9.10.2005

RP, Part II

"In regard to the Lord's Supper, I confess that it is an evidence of our union with Christ, since he not only died once and rose again for us, but also truly feeds and nourishes as by his own flesh and blood, so that we are one with him, and his life is common to us. For though he is in heaven for a short while till he come to judge the world, I believe that he, through the secret and incomprehensible agency of his Spirit, gives life to our souls by the substance of his body and blood."

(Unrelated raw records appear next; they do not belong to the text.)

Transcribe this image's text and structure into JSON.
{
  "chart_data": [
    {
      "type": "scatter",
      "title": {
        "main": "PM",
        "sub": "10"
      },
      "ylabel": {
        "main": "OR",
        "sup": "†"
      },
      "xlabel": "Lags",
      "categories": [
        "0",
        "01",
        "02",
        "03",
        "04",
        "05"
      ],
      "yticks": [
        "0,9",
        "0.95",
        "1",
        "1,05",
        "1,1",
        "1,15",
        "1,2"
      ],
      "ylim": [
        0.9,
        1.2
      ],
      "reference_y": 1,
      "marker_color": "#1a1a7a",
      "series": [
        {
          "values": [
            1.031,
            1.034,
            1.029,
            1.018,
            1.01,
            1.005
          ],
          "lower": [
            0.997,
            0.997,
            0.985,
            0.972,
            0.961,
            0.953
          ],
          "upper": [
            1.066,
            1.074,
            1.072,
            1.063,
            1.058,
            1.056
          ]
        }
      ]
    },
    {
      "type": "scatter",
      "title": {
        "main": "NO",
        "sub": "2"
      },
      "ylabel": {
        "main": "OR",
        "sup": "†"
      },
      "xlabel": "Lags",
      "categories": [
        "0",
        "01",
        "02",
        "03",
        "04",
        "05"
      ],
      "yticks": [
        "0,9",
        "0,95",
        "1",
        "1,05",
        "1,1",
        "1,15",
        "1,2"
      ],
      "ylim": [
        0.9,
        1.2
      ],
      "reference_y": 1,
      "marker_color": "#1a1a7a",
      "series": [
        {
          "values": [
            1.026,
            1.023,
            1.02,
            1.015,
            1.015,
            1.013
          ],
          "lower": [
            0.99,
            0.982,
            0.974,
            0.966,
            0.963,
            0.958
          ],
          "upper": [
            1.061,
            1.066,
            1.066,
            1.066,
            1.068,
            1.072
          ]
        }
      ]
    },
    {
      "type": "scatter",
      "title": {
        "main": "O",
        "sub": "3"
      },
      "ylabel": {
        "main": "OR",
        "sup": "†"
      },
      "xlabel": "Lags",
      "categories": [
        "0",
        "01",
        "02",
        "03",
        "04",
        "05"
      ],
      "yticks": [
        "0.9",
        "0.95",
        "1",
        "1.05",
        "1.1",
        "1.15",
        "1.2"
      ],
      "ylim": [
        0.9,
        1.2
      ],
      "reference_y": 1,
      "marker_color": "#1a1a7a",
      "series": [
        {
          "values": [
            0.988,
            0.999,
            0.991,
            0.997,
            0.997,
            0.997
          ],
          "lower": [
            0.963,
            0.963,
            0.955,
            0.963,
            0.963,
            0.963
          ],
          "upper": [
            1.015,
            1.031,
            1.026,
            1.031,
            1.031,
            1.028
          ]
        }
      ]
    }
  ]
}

John Calvin, from Brief Form of a Confession of Faith

1 Comments:

Blogger Peter said...

I enjoy the high view of Holy Communion in your post and of the quote below:

"I confess that our weakness requires that sacraments be added to the preaching of the word, as seals by which the promises of God are sealed on our hearts,"

Of course I dissent from the following:

"The five sacraments imagined by the Papists, and first coined in their own brain, I repudiate."

"I detest as intolerable sacrilege the execrable abomination of the Mass, useful for no one purpose but to overturn whatever Christ has left us, both in that it is said to be a sacrifice for the living and the dead, and also in all the other things which are diametrically opposed to the purity of the sacrament of the Lord's Supper."

I thought you would enjoy the famous excerpt from a Flannery O'Conner letter regarding the Real Presence, relating her experience at the house of some acquaintances:

"Well, toward morning the conversation turned on the Eucharist, which I, being the Catholic, was obviously supposed to defend. Mrs. Broadwater said when she was a child and received the host, she thought of it as the Holy Ghost, He being the most portable person of the Trinity; now she thought of it as a symbol and implied that it was a pretty good one. I then said, in a very shaky voice, Well, if it's a symbol, to hell with it.

That was all the defense I was capable of but I realize now that this is all I will ever be able to say about it, outside of a story, except that it is the center of existence for me; all the rest of life is expendable."

Of course I love O'Conners classic line, but also thought Mrs. Broadwater's understanding of the Eucharist as "the Holy Ghost, He being the most portable person of the Trinity" was pretty funny and related in a tangential way.